What I suspect was meant is citizen(s) of the specific city. Rather than citizen(s) in the modern sense (i.e. the citizen of nation state). Hence the use of the term “Burgesses” earlier in the article (...two burgesses were elected from each borough...) to refer to representatives/inhabitants from Boroughs.
A Burgher was a freeman of a given borough so a citizen is(?) a freeman of a city. A Burgher had a specific legal status in medieval England. I’m not so familiar with the use of the word “citizen” for this period in history but suspect that it was of similar status*.
Each individual borough (and city) had rights and privileges specific to it, detailed in its own charter and customs.
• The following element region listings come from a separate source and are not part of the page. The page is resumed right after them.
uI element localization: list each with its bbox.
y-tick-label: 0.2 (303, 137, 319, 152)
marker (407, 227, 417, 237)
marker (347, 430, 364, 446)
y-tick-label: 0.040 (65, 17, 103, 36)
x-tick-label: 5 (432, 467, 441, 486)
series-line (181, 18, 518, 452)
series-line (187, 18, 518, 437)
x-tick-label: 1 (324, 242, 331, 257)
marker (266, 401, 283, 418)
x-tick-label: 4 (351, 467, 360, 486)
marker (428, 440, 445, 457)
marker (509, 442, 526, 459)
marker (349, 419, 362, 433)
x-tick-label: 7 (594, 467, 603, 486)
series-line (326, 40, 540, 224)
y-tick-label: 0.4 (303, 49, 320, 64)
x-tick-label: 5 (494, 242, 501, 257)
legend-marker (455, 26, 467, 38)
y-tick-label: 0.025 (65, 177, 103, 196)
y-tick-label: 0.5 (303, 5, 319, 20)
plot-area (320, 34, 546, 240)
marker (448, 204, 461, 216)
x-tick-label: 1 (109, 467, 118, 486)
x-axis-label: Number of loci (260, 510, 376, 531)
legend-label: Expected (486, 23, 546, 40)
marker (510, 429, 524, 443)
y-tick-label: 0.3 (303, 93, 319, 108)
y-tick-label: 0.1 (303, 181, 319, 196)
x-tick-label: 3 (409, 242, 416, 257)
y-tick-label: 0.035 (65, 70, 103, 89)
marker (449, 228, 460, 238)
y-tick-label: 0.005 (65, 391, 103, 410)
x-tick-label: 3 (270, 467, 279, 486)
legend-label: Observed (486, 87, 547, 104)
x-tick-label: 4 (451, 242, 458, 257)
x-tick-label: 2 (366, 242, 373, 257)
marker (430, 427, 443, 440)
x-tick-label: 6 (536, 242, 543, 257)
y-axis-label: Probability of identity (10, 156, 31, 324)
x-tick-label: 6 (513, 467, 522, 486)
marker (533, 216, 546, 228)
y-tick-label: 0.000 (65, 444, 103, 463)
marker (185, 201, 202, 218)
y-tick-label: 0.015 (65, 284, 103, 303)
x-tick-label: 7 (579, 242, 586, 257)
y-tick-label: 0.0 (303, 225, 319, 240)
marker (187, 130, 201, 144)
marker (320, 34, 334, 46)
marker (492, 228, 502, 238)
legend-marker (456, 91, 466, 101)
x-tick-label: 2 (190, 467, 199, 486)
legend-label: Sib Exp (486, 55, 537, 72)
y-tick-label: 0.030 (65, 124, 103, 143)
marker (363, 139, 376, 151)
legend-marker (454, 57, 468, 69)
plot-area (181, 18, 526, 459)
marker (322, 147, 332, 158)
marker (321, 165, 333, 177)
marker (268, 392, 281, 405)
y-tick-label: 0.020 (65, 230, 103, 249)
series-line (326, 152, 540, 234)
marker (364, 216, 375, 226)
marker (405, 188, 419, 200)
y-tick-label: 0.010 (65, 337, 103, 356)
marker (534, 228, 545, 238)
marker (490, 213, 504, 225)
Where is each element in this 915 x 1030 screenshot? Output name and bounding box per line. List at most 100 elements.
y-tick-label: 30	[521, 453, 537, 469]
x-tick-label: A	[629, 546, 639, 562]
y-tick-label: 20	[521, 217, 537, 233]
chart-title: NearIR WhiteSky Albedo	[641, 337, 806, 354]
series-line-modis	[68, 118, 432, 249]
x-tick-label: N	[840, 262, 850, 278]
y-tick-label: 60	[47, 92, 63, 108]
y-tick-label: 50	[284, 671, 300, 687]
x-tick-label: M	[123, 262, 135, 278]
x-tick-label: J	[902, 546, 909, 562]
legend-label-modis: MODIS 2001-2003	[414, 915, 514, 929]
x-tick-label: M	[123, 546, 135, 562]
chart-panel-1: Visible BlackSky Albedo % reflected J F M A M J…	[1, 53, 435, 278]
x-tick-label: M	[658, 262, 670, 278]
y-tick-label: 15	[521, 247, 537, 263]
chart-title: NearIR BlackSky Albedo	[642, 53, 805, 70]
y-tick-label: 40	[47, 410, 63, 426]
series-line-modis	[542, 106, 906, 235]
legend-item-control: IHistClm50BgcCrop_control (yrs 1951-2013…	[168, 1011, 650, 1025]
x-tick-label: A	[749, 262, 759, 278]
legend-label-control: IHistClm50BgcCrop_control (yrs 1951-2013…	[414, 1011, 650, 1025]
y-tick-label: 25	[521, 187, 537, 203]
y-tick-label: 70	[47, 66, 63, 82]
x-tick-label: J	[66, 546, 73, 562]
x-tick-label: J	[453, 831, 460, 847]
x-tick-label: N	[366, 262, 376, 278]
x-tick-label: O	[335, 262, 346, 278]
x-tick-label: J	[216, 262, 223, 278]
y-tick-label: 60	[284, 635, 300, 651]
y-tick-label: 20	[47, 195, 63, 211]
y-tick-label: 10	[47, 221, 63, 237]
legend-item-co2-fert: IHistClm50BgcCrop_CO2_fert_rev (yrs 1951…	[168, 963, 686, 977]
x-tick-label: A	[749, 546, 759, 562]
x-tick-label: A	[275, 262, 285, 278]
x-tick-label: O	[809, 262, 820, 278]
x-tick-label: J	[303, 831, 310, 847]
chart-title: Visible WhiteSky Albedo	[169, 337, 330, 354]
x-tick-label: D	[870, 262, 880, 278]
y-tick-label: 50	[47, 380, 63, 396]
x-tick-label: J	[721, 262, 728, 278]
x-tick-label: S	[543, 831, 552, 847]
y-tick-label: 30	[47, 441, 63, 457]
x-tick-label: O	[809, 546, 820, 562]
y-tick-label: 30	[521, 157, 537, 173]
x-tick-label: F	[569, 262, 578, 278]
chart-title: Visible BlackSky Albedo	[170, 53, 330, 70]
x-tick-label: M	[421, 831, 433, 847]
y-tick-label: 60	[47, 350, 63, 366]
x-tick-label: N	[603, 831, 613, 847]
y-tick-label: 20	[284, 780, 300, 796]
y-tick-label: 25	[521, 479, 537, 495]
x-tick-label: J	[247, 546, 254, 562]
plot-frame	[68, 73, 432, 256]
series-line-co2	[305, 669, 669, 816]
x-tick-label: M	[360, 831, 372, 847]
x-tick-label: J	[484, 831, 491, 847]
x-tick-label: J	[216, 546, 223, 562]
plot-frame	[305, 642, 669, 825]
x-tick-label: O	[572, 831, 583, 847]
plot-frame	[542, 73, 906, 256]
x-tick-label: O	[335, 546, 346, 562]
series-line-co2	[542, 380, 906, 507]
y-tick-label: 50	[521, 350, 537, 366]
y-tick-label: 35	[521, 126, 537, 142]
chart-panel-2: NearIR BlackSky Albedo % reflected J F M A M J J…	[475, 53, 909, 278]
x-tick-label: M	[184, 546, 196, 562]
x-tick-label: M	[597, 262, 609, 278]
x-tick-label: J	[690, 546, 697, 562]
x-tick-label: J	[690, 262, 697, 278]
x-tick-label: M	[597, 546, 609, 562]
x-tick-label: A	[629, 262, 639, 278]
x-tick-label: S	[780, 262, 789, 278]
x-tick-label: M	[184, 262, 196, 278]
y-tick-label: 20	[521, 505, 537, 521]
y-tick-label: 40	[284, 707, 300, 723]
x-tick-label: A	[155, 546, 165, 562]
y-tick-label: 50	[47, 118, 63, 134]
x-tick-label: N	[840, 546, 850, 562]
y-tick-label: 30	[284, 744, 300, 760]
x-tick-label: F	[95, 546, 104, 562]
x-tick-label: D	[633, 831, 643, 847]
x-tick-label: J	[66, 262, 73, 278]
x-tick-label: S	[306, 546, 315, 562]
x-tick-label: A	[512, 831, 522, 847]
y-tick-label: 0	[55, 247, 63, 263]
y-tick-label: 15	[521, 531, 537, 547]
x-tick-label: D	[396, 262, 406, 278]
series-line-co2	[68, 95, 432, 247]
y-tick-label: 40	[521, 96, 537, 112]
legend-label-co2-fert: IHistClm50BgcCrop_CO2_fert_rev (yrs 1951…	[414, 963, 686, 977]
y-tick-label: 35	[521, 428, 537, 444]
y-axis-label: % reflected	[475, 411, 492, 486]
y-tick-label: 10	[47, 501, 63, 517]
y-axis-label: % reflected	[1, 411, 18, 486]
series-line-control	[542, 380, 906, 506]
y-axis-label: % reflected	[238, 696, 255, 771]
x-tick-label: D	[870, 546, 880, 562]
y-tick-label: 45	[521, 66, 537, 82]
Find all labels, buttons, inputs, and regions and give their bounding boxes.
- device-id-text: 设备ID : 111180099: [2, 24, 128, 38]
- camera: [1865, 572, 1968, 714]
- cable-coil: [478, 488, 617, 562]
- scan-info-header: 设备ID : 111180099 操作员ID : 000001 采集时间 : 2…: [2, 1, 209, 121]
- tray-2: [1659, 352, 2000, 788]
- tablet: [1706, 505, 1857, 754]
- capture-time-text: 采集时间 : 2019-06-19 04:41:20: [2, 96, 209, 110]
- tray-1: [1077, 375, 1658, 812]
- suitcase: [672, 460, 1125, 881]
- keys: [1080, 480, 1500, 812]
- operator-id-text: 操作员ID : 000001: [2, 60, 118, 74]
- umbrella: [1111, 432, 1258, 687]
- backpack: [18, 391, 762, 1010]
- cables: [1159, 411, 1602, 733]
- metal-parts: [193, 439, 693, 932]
For instance medieval London had quite a high degree of local government with a mayor, a council of Alderman and a petty council and it’s citizens(!) exhibited quite a lot of political independence. While the city of Salisbury was politically under the control of it’s Bishop, until the 17th Centaury. Interestingly the freeman of Salisbury formed a guild (The guild of St George) which elected a Mayor and Alderman and was rival government to that of the Bishop. I believe that this sort of thing quite common in England, which is one of the reasons why some towns/cities have “Guildhalls” and others “Town halls”
Also, a Burgher (or other Freeman) moved from one Borough to another, he would not automatically given the same rights.
  • I’ve come across “Burghers” being used for freeman of London.